Quand elles vous disent « je vais chez une copine » … A vous de voir…

Lancé dans le groupe ‘’Black Appeal’’, (Facebook), notre sondage sur « Les Ivoiriennes et l’infidélité féminine à l’heure du bizi [rapports sexuels mais tarifés] », a livré son verdict. Les femmes seraient de plus en plus nombreuses à tromper leur partenaire. Notamment les jeunes femmes qui ont entre 18-35 ans.

On découvre l’évolution de ce phénomène depuis le 16 mai, au lendemain de la fin du confinement où elles n’étaient que 2 sur 10 à avouer qu’elles avaient déjà couché avec quelqu’un d’autre pendant le confinement. Elles sont aujourd’hui 6 sur 10, soit trois fois plus depuis le déconfinement d’Abidjan, avec levée du couvre-feu et ouverture des maquis et hôtels.

Un comportement plus assumé qu’avant ?

Les 2 mois de confinement ont été émaillés de violences conjugales


Attention ! On parle d’augmentation, certes, mais les pourcentages que nous donnons concernent essentiellement Abidjan, la capitale économique. Mais aussi et surtout, ils restent inférieur à celui des hommes, qui étaient déjà de 5 sur 10 à avouer avoir fauté pendant le confinement.

Qui trompe et pourquoi ?

Le profil établi selon notre sondage révèle que les femme volages seraient d’âge plutôt jeune (18-35 ans en moyenne), appartenant à une catégorie socio-professionnelle intellectuelle moyenne. En effet, les cas d’adultères seraient particulièrement élevés chez les (jeunes) femmes d’affaires, commerçantes, chefs d’entreprises ou en auto-emploi qu’on trouve dans presque tous els domaines d’activités à Abidjan.

Sans s’inscrire forcément dans un rapport tarifé, le passage à l’acte est souvent motivé par le non-fonctionnement de leur vie de couple, arguent-elles. C’est-à-dire la non-satisfaction de leur vie sentimentale et sexuelle. Surtout lorsqu’elles sont avec un homme avec qui elle ne sont liées par aucun lien (légal, coutumier ou religieux) de mariage ou fiançailles. « En tout cas, tant que c’est une union libre sans aucun engagement, j’estime que j’ai une certaine liberté. Et c’est à moi de décider de ce que je fais de cette liberté », cadre Jeanine B., patronne d’un salon de coiffure au grand marché de Marcory. Particulièrement allergiques au terme de  »femme volage », ces  »femmes libres » disent user également de leur  »liberté » pour obtenir certains marchés « vitaux» pour leur entreprise.

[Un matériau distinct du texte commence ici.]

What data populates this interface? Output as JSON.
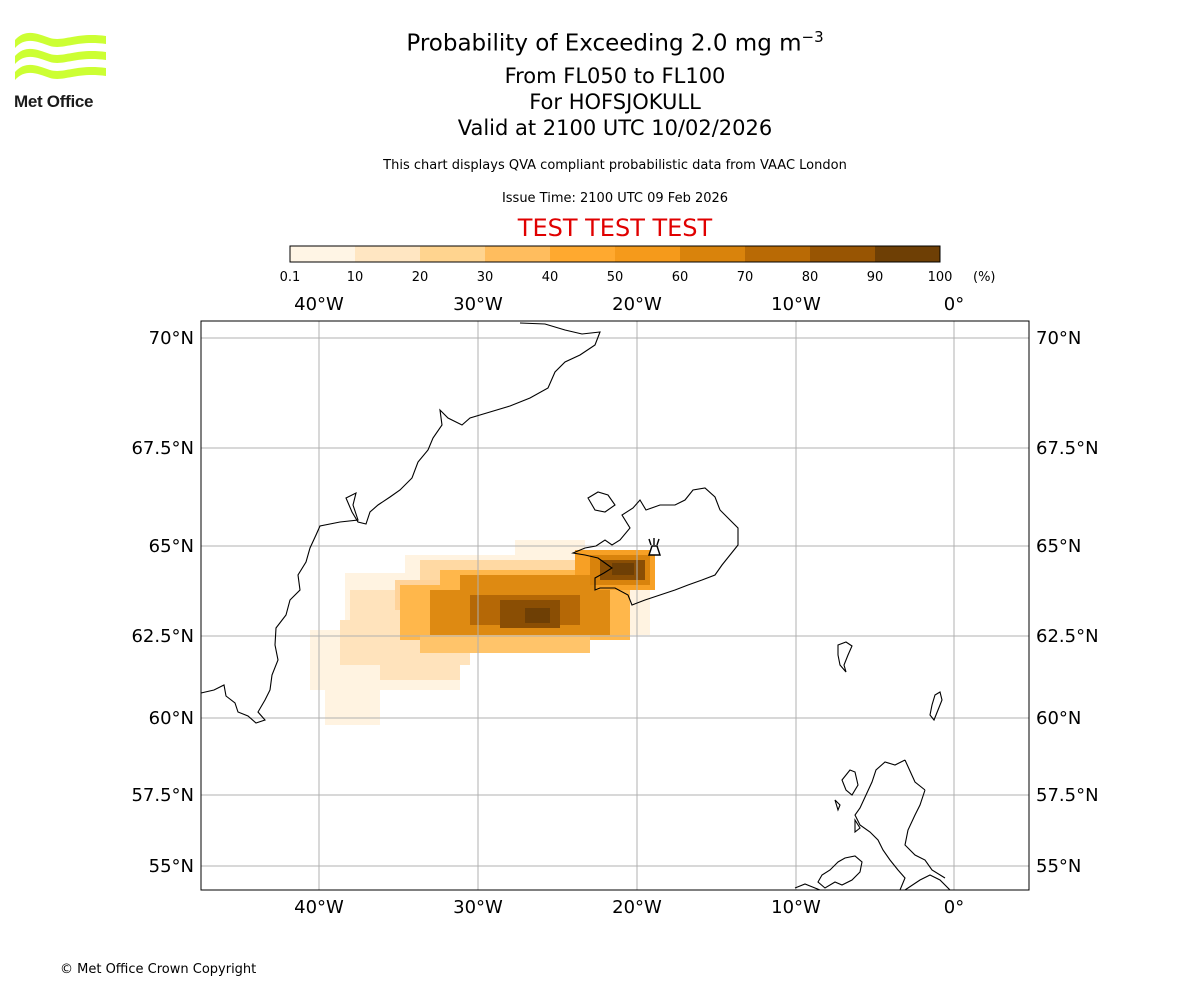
{
  "logo": {
    "text": "Met Office",
    "color": "#ccff33"
  },
  "title": {
    "line1": "Probability of Exceeding 2.0 mg m",
    "line1_sup": "−3",
    "line2": "From FL050 to FL100",
    "line3": "For HOFSJOKULL",
    "line4": "Valid at 2100 UTC 10/02/2026"
  },
  "subtitle": "This chart displays QVA compliant probabilistic data from VAAC London",
  "issue_time": "Issue Time: 2100 UTC 09 Feb 2026",
  "test_banner": {
    "text": "TEST TEST TEST",
    "color": "#e00000"
  },
  "colorbar": {
    "ticks": [
      "0.1",
      "10",
      "20",
      "30",
      "40",
      "50",
      "60",
      "70",
      "80",
      "90",
      "100"
    ],
    "unit": "(%)",
    "colors": [
      "#fff5e5",
      "#ffe6c2",
      "#ffd48f",
      "#ffbd5e",
      "#ffa92f",
      "#f59a1b",
      "#d9830c",
      "#b96a05",
      "#985503",
      "#6e3f05"
    ]
  },
  "map": {
    "lon_labels": [
      "40°W",
      "30°W",
      "20°W",
      "10°W",
      "0°"
    ],
    "lat_labels": [
      "70°N",
      "67.5°N",
      "65°N",
      "62.5°N",
      "60°N",
      "57.5°N",
      "55°N"
    ],
    "volcano_icon": "volcano-icon",
    "grid": true
  },
  "copyright": "© Met Office Crown Copyright"
}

Le passage à l’acte est souvent motivé par la non-satisfaction de leur vie sentimentale et sexuelle

En marge du volet financier, l’autre facteur poussant encore plus les femmes à être infidèles est l’attirance physique ou sexuelle pour une autre personne. Surtout lorsque ce dernier est un soupirant insistant. Cette raison arrive loin devant une éventuelle volonté de revanche face à l’infidélité de leur partenaire titulaire, ou encore le besoin de se prouver à elle-même qu’elle plait encore, comme on le lit dans certains magazines.

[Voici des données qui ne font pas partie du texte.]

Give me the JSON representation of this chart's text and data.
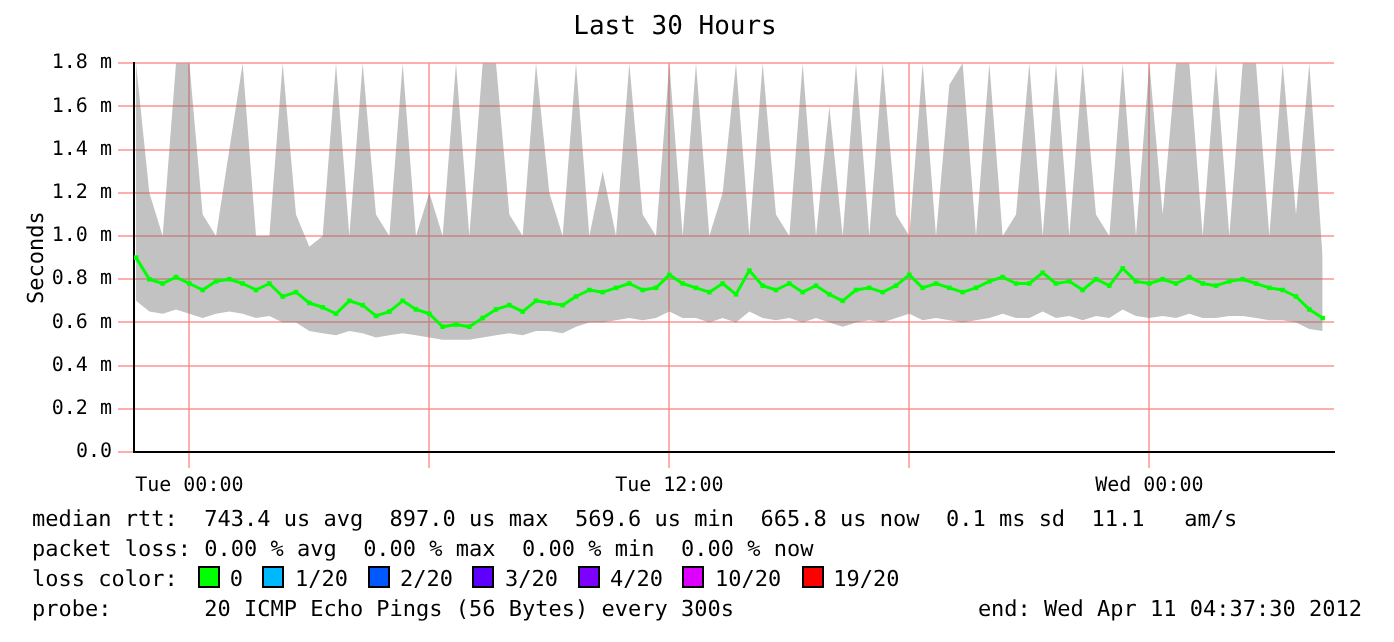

Au demeurant, ces résultats semblent indiquer que si la tentation peut résulter d’un facteur extérieur au couple (marié, en concubinage ou en copinage), le passage à l’acte en lui-même semble découler de la conjonction de plusieurs facteurs, avec des en toile de fond, les difficultés conjugales qui ont été mises au grand jour par les deux mois de confinement que nous avons connu, avec leur lot de violences qui ont alimenté l’actualité.